National education writer Jeff Bryant, in the second of a continuing series of articles on Long Beach schools, highlights “the structural supports that make it more likely the talents of teachers come out.” He credits such support for Long Beach’s ability to retain teachers and “perform above average in the perpetually difficult work of educating students who struggle the hardest in school.”

Bryant is the editor of the Education Opportunity Network website and has written extensively about public education policy.  His latest work, “A Southern California District Resists Bad Education Policy,” appeared recently in The Progressive, a Wisconsin-based magazine that has published since 1909.

Bryant visited Millikan High School, where he spoke with teachers and learned that they are constantly working to improve their practice.

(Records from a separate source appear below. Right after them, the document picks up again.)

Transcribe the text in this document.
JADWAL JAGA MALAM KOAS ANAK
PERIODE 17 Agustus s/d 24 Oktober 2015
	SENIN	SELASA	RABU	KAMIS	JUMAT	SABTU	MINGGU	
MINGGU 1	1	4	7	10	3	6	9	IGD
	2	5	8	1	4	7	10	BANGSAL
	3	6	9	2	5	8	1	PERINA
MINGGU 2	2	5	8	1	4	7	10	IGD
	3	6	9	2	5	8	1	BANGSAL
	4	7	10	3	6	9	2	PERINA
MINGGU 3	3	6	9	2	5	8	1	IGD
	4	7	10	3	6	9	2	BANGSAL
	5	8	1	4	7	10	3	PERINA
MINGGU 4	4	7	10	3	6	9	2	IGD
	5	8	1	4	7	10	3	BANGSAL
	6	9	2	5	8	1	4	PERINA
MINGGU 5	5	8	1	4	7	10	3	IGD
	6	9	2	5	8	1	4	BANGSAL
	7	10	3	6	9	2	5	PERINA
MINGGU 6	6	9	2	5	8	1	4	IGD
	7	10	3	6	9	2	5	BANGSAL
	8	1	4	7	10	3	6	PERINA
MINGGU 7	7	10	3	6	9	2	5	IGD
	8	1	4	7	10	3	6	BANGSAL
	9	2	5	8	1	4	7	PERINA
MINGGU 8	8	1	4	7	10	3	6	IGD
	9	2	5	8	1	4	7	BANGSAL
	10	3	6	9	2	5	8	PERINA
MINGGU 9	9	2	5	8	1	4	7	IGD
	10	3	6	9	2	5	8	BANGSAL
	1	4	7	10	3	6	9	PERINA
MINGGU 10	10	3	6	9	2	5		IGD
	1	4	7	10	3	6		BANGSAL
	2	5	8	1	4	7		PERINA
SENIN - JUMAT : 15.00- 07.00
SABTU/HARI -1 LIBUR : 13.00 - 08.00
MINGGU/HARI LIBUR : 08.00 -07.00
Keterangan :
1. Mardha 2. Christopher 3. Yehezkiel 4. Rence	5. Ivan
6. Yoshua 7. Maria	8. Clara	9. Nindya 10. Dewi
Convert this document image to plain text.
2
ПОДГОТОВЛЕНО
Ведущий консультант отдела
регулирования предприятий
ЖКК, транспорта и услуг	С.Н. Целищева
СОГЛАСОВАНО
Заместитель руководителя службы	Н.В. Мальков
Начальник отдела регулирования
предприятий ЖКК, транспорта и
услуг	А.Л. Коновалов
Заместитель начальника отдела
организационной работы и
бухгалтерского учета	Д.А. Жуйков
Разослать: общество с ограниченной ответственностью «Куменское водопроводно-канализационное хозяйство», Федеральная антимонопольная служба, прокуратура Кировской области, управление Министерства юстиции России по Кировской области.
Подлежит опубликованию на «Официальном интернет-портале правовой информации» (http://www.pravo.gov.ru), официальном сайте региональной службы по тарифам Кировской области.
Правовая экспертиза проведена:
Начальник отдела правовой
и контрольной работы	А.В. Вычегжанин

“To this end, the district has committed to providing ample opportunities and resources… The teachers in Long Beach are showing that when given sufficient resources and supports to meet the needs and interests of students, they can get the job done,” Bryant states, noting that LBUSD has steadily improved its graduation rate and surpasses the rest of the state on key measures such as attendance, percentage of high school graduates meeting state college level requirements, and percentage of nonwhite students taking Advanced Placement courses in high school.

At Millikan, teachers have helped to customize curricular pathways for students.  For example, the school’s PEACE pathway, which focuses on social justice, was conceived by teachers who wanted students to become more invested in their studies.

“District staff nurtured the idea, but teachers led the way,” Bryant states.  “The Long Beach district’s stellar support of its teaching staff is reflected in its low teacher attrition rate of 7 percent, much lower than the national average for urban school districts.”

Bryant also describes teachers’ implementation of Common Core Standards and the Linked Learning initiative that creates career-oriented pathways to major California industries while linking various course subjects.

“Millikan teachers have clearly embraced Linked Learning.  But not because they were forced to.  Linked Learning was not   mandated by the district.”

Bryant cites the example of teacher Michele Mize, whose ninth graders performed “nonfiction narratives” where they presented stories conveying the results of interviews they had conducted, incorporating lesson material from other classes they’ve taken.  Mize focuses on the critical thinking and creativity that the standards emphasize.

“I’m very confident of what I’m doing in the classroom,” she said.